Grundzüge der „liberalen Bürgerversicherung“

·        Ein System: Krankenkassen, Krankenfürsorgeanstalten, "Wohlfahrtseinrichtungen", "Versorgungseinrichtungen" und sonstige private Krankenversicherungsträger (sofern sie eine Kranken-Grundversicherung anbieten, exkl. Zusatzversicherung) werden in ein Krankenversicherungssystem zusammengeführt.

·        Grundversicherung: Das gemeinsame Krankenversicherungssystem deckt die Grundversicherung ab, darüber hinaus steht es jeder/jedem Versicherten frei, Zusatz-Krankenversicherungen abzuschließen.

·        Risikostrukturausgleich in der Krankenversicherung: in der Krankenversicherung würde es zu einem umfassenden Risikostrukturausgleich kommen, der Versichertenstrukturunterschiede ausgleicht, die von den Krankenversicherern nicht beeinflusst werden können (Einkommen, Demographie, Morbidität, Hochkostenfälle)

·        Freie Wahl des Trägers: In allen drei Sparten würde die freie Wahl des Trägers herrschen (Kontrahierungszwang). Denn nur wenn sich die Versicherten ihren Träger selbst aussuchen können, wird Kundenfreundlichkeit in den Trägern verstärkt vorangetrieben.

·        Freie Wahl für Selbstbehalte: Auch die Selbstbehalte für die Krankenversicherung wären frei wählbar. Wer sich für Selbstbehalte bei gleichzeitigem Beitragsnachlass entscheidet, soll das dürfen. Die Selbstbehalte sollen für chronisch Kranke entsprechend nach unten angepasst werden, aber auch für Präventionsleistungen sollen Versicherte Selbstbehaltsnachlässe bekommen.

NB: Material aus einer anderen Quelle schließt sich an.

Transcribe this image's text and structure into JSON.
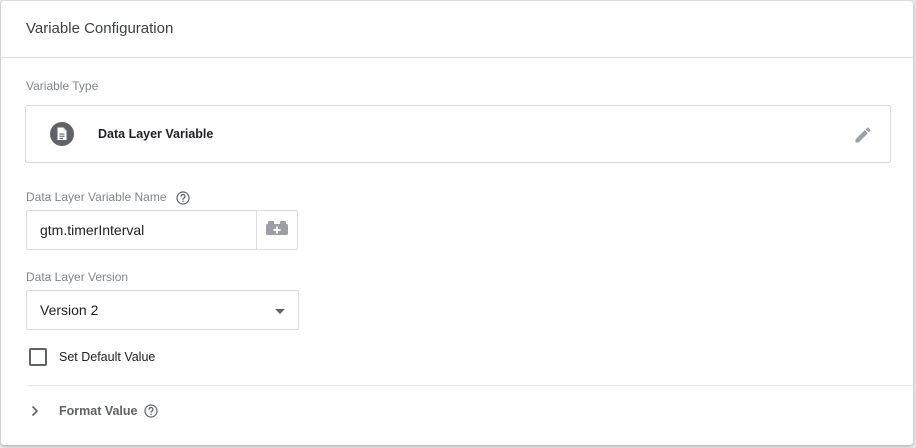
{
  "card": {
    "title": "Variable Configuration"
  },
  "variable_type": {
    "label": "Variable Type",
    "name": "Data Layer Variable",
    "icon": "document-icon"
  },
  "variable_name": {
    "label": "Data Layer Variable Name",
    "value": "gtm.timerInterval"
  },
  "version": {
    "label": "Data Layer Version",
    "selected": "Version 2"
  },
  "default_value": {
    "label": "Set Default Value",
    "checked": false
  },
  "format_value": {
    "label": "Format Value"
  },
  "colors": {
    "icon_gray": "#5f6368",
    "border": "#dadce0",
    "label_gray": "#80868b"
  }
}
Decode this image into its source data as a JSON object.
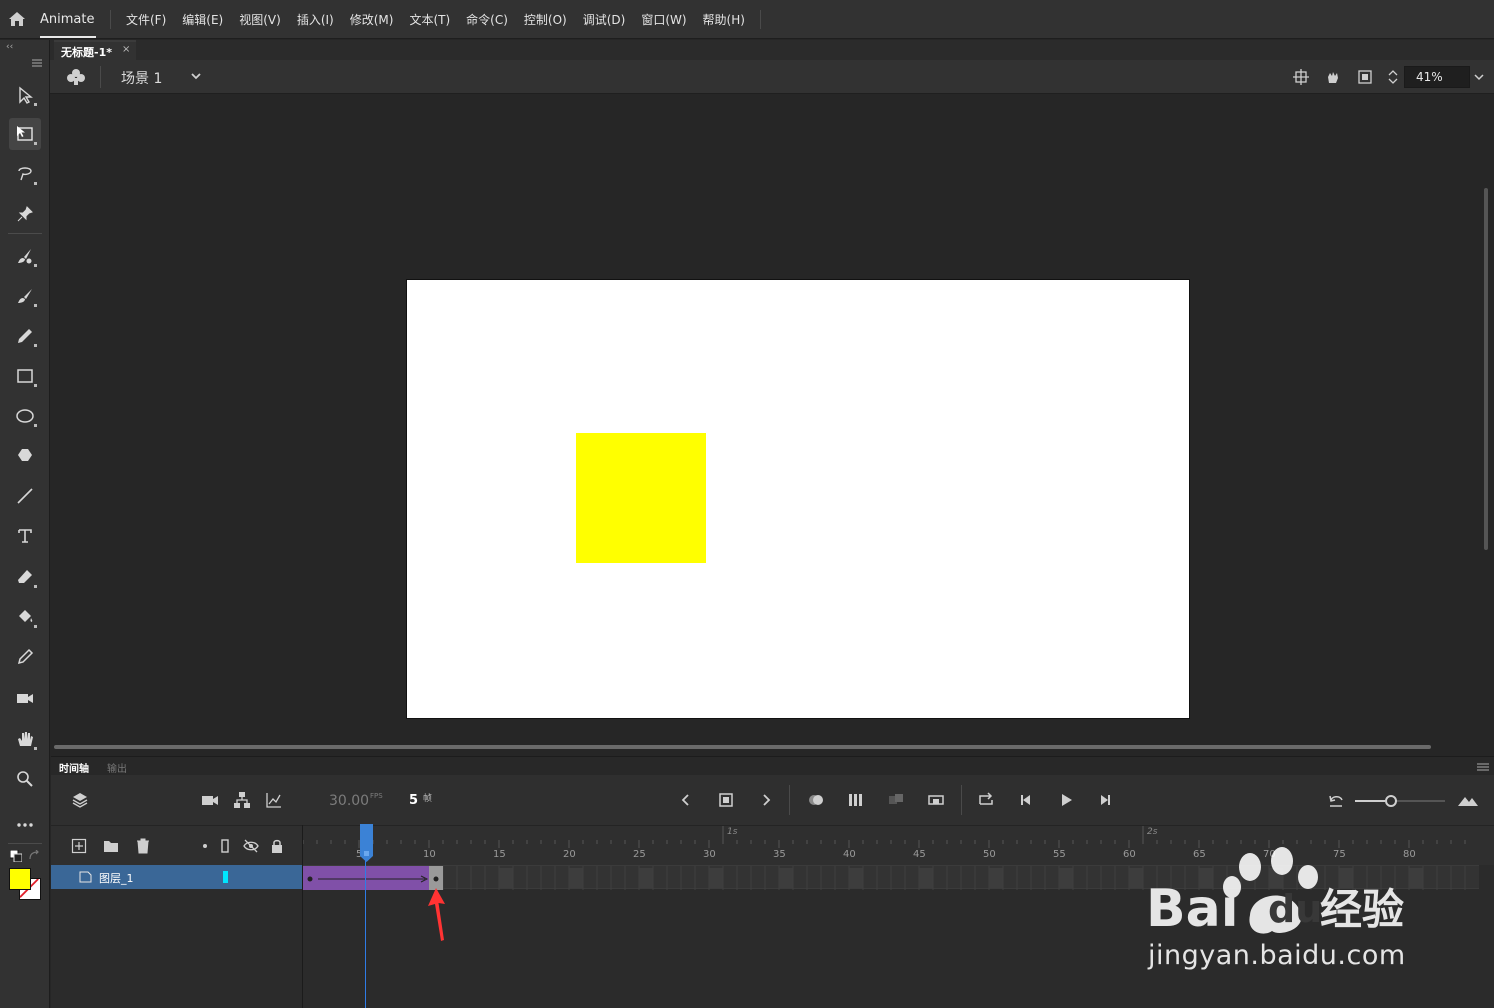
{
  "menubar": {
    "app_name": "Animate",
    "items": [
      "文件(F)",
      "编辑(E)",
      "视图(V)",
      "插入(I)",
      "修改(M)",
      "文本(T)",
      "命令(C)",
      "控制(O)",
      "调试(D)",
      "窗口(W)",
      "帮助(H)"
    ]
  },
  "document": {
    "tab_title": "无标题-1*",
    "close_glyph": "×"
  },
  "scene": {
    "label": "场景 1",
    "zoom": "41%"
  },
  "colors": {
    "fill": "#ffff00",
    "stroke": "#ffffff",
    "stage": "#ffffff",
    "tween": "#8050a8",
    "layer_highlight": "#3a6797",
    "layer_color_tag": "#00e5ff",
    "playhead": "#2f7ce6"
  },
  "toolbar": {
    "tools": [
      "selection-tool",
      "free-transform-tool",
      "lasso-tool",
      "pin-tool",
      "fluid-brush-tool",
      "paint-brush-tool",
      "pencil-tool",
      "rectangle-tool",
      "oval-tool",
      "polystar-tool",
      "line-tool",
      "text-tool",
      "eraser-tool",
      "paint-bucket-tool",
      "eyedropper-tool",
      "camera-tool",
      "hand-tool",
      "zoom-tool",
      "more-tools"
    ]
  },
  "timeline": {
    "tab_timeline": "时间轴",
    "tab_output": "输出",
    "fps": "30.00",
    "fps_unit": "FPS",
    "current_frame": "5",
    "frame_unit": "帧",
    "ruler_labels": [
      "5",
      "10",
      "15",
      "20",
      "25",
      "30",
      "35",
      "40",
      "45",
      "50",
      "55",
      "60",
      "65",
      "70",
      "75",
      "80"
    ],
    "seconds_labels": [
      "1s",
      "2s"
    ],
    "layer_name": "图层_1",
    "tween_start_frame": 1,
    "tween_end_frame": 10
  },
  "watermark": {
    "brand": "Bai",
    "brand2": "du",
    "product": "经验",
    "url": "jingyan.baidu.com"
  }
}
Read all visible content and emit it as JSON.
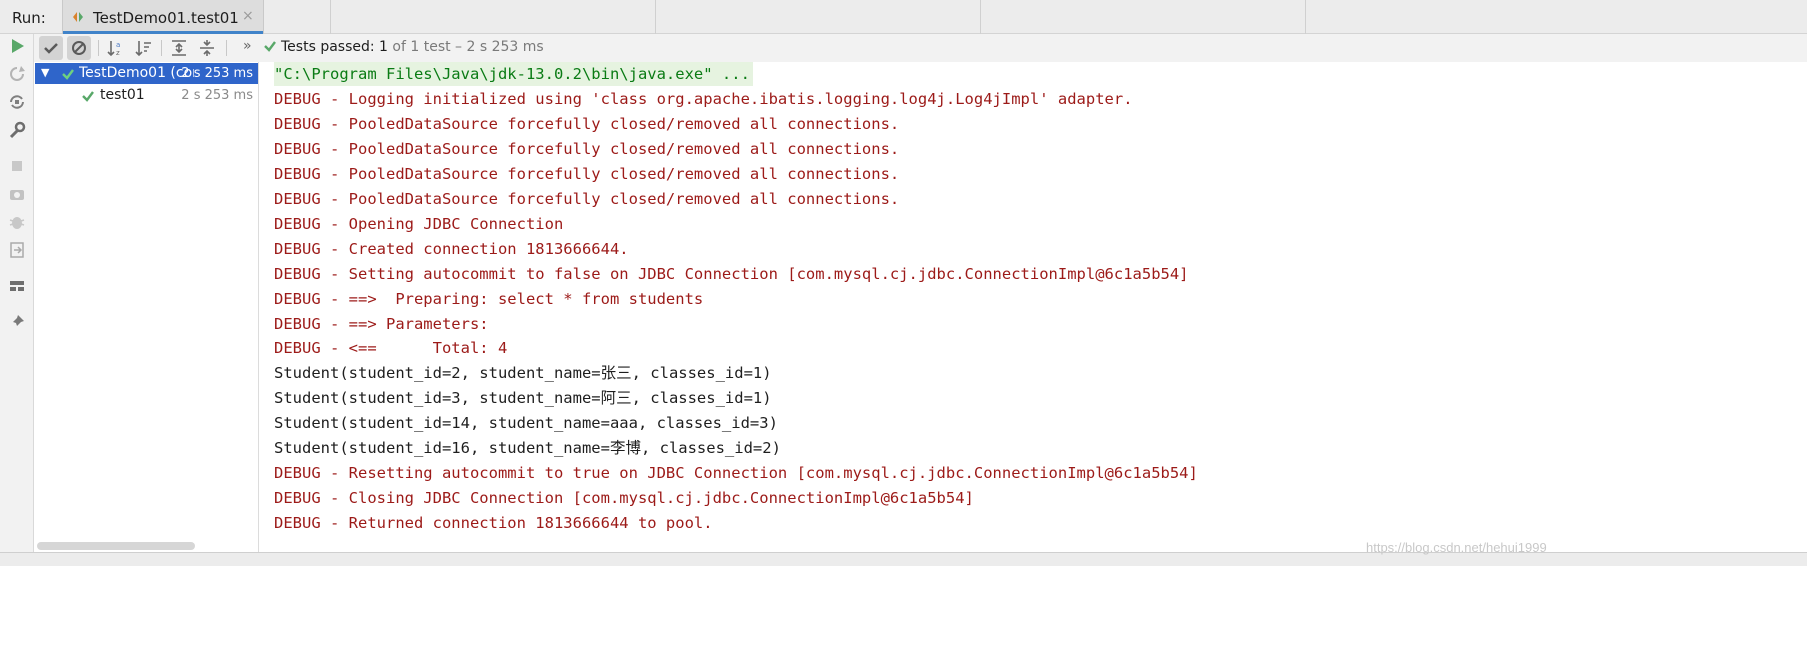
{
  "titlebar": {
    "run_label": "Run:",
    "tab_title": "TestDemo01.test01",
    "tab_close": "×"
  },
  "toolbar": {
    "chevrons": "»",
    "status_prefix": "Tests passed: ",
    "status_count": "1",
    "status_suffix": " of 1 test – 2 s 253 ms"
  },
  "tree": {
    "items": [
      {
        "name": "TestDemo01 (com",
        "time": "2 s 253 ms",
        "expanded": true,
        "selected": true
      },
      {
        "name": "test01",
        "time": "2 s 253 ms",
        "selected": false
      }
    ]
  },
  "console": {
    "lines": [
      {
        "text": "\"C:\\Program Files\\Java\\jdk-13.0.2\\bin\\java.exe\" ...",
        "kind": "cmd"
      },
      {
        "text": "DEBUG - Logging initialized using 'class org.apache.ibatis.logging.log4j.Log4jImpl' adapter.",
        "kind": "debug"
      },
      {
        "text": "DEBUG - PooledDataSource forcefully closed/removed all connections.",
        "kind": "debug"
      },
      {
        "text": "DEBUG - PooledDataSource forcefully closed/removed all connections.",
        "kind": "debug"
      },
      {
        "text": "DEBUG - PooledDataSource forcefully closed/removed all connections.",
        "kind": "debug"
      },
      {
        "text": "DEBUG - PooledDataSource forcefully closed/removed all connections.",
        "kind": "debug"
      },
      {
        "text": "DEBUG - Opening JDBC Connection",
        "kind": "debug"
      },
      {
        "text": "DEBUG - Created connection 1813666644.",
        "kind": "debug"
      },
      {
        "text": "DEBUG - Setting autocommit to false on JDBC Connection [com.mysql.cj.jdbc.ConnectionImpl@6c1a5b54]",
        "kind": "debug"
      },
      {
        "text": "DEBUG - ==>  Preparing: select * from students",
        "kind": "debug"
      },
      {
        "text": "DEBUG - ==> Parameters: ",
        "kind": "debug"
      },
      {
        "text": "DEBUG - <==      Total: 4",
        "kind": "debug"
      },
      {
        "text": "Student(student_id=2, student_name=张三, classes_id=1)",
        "kind": "out"
      },
      {
        "text": "Student(student_id=3, student_name=阿三, classes_id=1)",
        "kind": "out"
      },
      {
        "text": "Student(student_id=14, student_name=aaa, classes_id=3)",
        "kind": "out"
      },
      {
        "text": "Student(student_id=16, student_name=李博, classes_id=2)",
        "kind": "out"
      },
      {
        "text": "DEBUG - Resetting autocommit to true on JDBC Connection [com.mysql.cj.jdbc.ConnectionImpl@6c1a5b54]",
        "kind": "debug"
      },
      {
        "text": "DEBUG - Closing JDBC Connection [com.mysql.cj.jdbc.ConnectionImpl@6c1a5b54]",
        "kind": "debug"
      },
      {
        "text": "DEBUG - Returned connection 1813666644 to pool.",
        "kind": "debug"
      }
    ]
  },
  "watermark": "https://blog.csdn.net/hehui1999",
  "icons": {
    "tab": "run-config-icon",
    "left_toolbar": [
      "run-icon",
      "rerun-failed-icon",
      "toggle-auto-test-icon",
      "wrench-icon",
      "stop-icon",
      "camera-icon",
      "bug-icon",
      "exit-icon",
      "layout-icon",
      "pin-icon"
    ],
    "top_toolbar": [
      "show-passed-icon",
      "show-ignored-icon",
      "sort-alpha-icon",
      "sort-duration-icon",
      "expand-all-icon",
      "collapse-all-icon"
    ]
  },
  "colors": {
    "selection": "#2f65ca",
    "pass_green": "#59a869",
    "debug_red": "#9c1a18",
    "cmd_green": "#0a7b14",
    "tab_accent": "#4083c9"
  }
}
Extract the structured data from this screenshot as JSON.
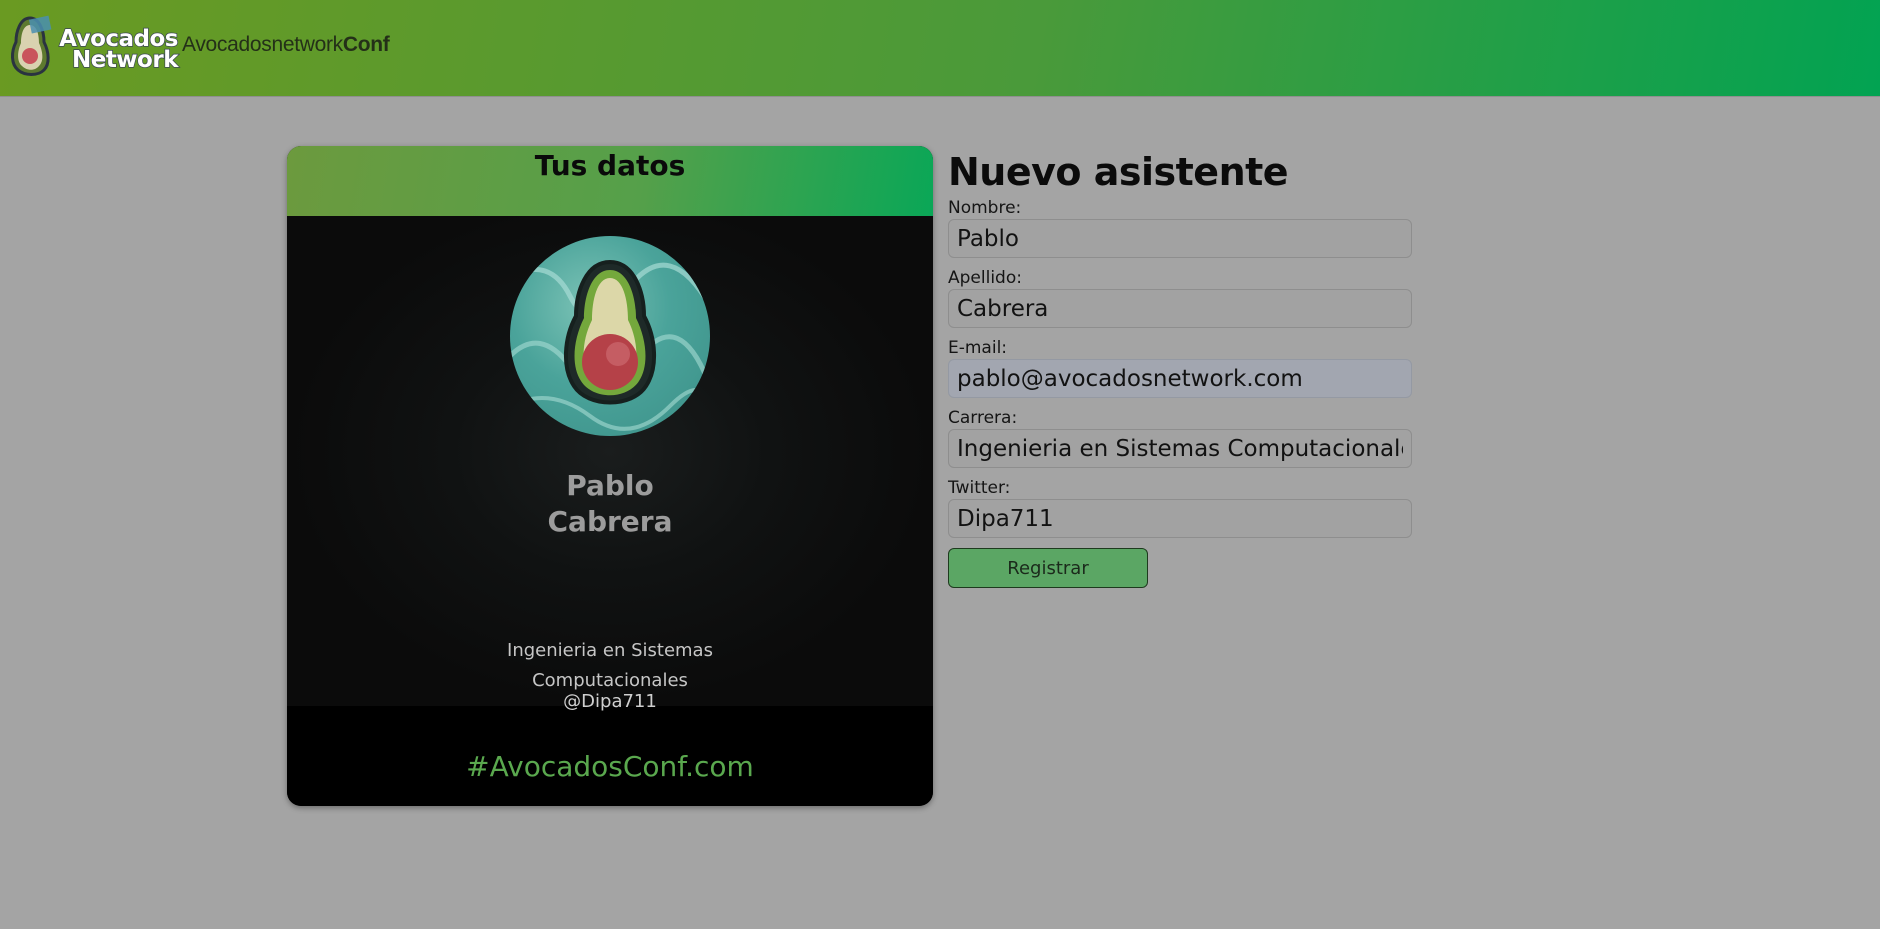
{
  "header": {
    "logo_line1": "Avocados",
    "logo_line2": "Network",
    "brand_light": "Avocadosnetwork",
    "brand_bold": "Conf"
  },
  "badge": {
    "title": "Tus datos",
    "first_name": "Pablo",
    "last_name": "Cabrera",
    "career": "Ingenieria en Sistemas Computacionales",
    "twitter": "@Dipa711",
    "hashtag": "#AvocadosConf.com"
  },
  "form": {
    "title": "Nuevo asistente",
    "fields": [
      {
        "label": "Nombre:",
        "value": "Pablo"
      },
      {
        "label": "Apellido:",
        "value": "Cabrera"
      },
      {
        "label": "E-mail:",
        "value": "pablo@avocadosnetwork.com"
      },
      {
        "label": "Carrera:",
        "value": "Ingenieria en Sistemas Computacionales"
      },
      {
        "label": "Twitter:",
        "value": "Dipa711"
      }
    ],
    "submit_label": "Registrar"
  },
  "colors": {
    "header_gradient_start": "#6a9a22",
    "header_gradient_end": "#02a352",
    "page_background": "#a4a4a4",
    "hashtag": "#5aa84e",
    "button": "#5ba664"
  }
}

·        Beiträge: Die Beiträge sollen bis zu einer Höchstbeitragsgrundlage einkommensabhängig sein

·        Transparenz bei Qualität: alle Träger und Sparten müssen zudem mit qualitativen Zielen (z.B.: Qualität, Gesundheitszustand der Versicherten,…) versehen werden, die den Versicherten transparent gemacht werden.

Welche Vorteile wir uns durch die "liberale Bürgerversicherung" erwarten

·        Mehr Solidarität, vor allem in der Krankenversicherung

·        Mehr Wahlfreiheiten für die Versicherten und die Stärkung des Eigenverantwortungsgedanken

·        Mehr Zufriedenheit mit der reformierten Krankenversicherung

·        Mehr Wettbewerb und dadurch mehr Innovation

·        Bessere Versorgungs-Behandlungsqualität und Transparenz

·        Deutliche Verbesserung des Gesundheitszustandes der Bevölkerung

Die unterfertigenden Abgeordneten stellen daher folgenden

ENTSCHLIESSUNGSANTRAG


Der Nationalrat wolle beschließen:

"Die Bundesministerin für Arbeit, Soziales, Gesundheit und Konsumentenschutz wird aufgefordert, schnellstmöglich eine Studie in Auftrag zu geben, welche die Weiterentwicklung der Krankenversicherung in Richtung "liberale Bürgerversicherung" gemäß Antragsbegründung prüft. Die Meta-Fragestellung soll dabei lauten, wie sehr die Entsolidarisierung des gegenwärtigen Krankenversicherungssystems gestoppt werden kann, wenn gesetzliche und private Träger gesetzlich dazu verpflichtet werden, in der Kranken-Grundversicherung in einem gemeinsamen wettbewerblichen Solidarsystem zu agieren." 

In formeller Hinsicht wird die Zuweisung an den Ausschuss für Arbeit und Soziales vorgeschlagen.